(LIONS/WILDLIFE) Wildlife conservationists have confirmed that a previously undiscovered population between 100 and 200 lions are currently living in Ethiopia’s Alatash National Park. With as few as 1,000 lions remaining throughout western central Africa, this new finding bodes well for Africa’s lion populations.
Despite popular belief, poaching is not as much of a threat to lions in this region as is conflict with local people, loss of habitat, and loss of prey. That said, these newly discovered lions need as much protection as possible, and conservationists intend to work closely with Ethiopian authorities and locals to achieve that.
Read on to learn more about the exploratory expedition and its results. — Global Animal
CNN, Lauren Said-Moorhouse and Sara Delgrossi
A previously undiscovered population of lions has been found in a remote national park in Ethiopia.
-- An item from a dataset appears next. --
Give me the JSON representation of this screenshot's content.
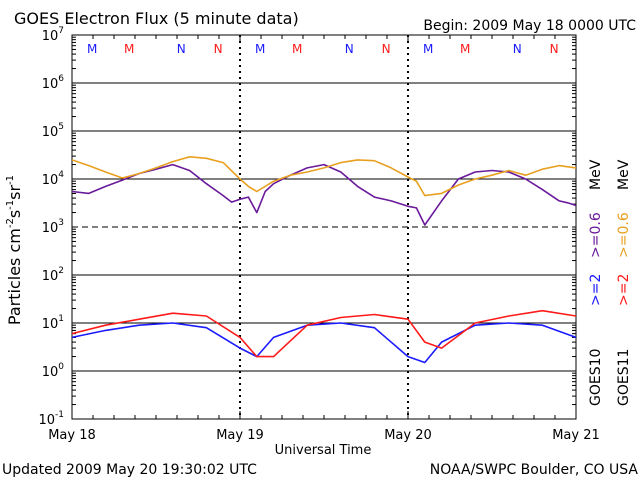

Following an exploratory expedition, wildlife conservationists from Oxford University in England were able to confirm anecdotal stories from park staff and locals of lions living in the Alatash National Park in North West Ethiopia, close to the Sudan border.
“Lions are definitely present in Alatash National Park and in Dinder National Park. Lion presence in Alatash has not previously been confirmed in meetings at national or international level,” said Hans Bauer, leader of the expedition.
“Considering the relative ease with which lion signs were observed, it is likely that they are resident throughout Alatash and Dinder.”
Bauer estimates between 100 and 200 lions could live in the national park after considering factors like habitat, terrain and availability of prey animals.
And while the team did not see any lions, they were able to capture clear images of the big cats on overnight trap cameras, determining that they are most likely the rare Central African sub-species.
It’s an exciting prospect for conservationists who have seen the number of lions steeply decline in recent years. The number of lions across Africa has dwindled to around 20,000 and been labeled “vulnerable,” by the International Union for Conservation of Nature. In comparison, the population was estimated at 400,000 lions in the early part of the last century.
“There may be as few as 1,000 lions left across the whole of western central Africa,” said Mark Jones, wildlife programs manager at Born Free. “And given that these lions almost certainly belong to that same sub-species, every single population becomes really, really important.”
Last year, the brutal killing of Cecil the Lion in Zimbabwe sparked international outrage. But poaching is not the cause of declining numbers in the lion population across the continent, says Jones.
“Poaching for international trade isn’t the main threat to lions — certainly not in this area. Conflict with local people, and loss of habitat and loss of prey certainly is. So (the lions) need all the protection they can get and we need to work very closely with the authorities in Ethiopia and the local people in and around the park in order to achieve that.”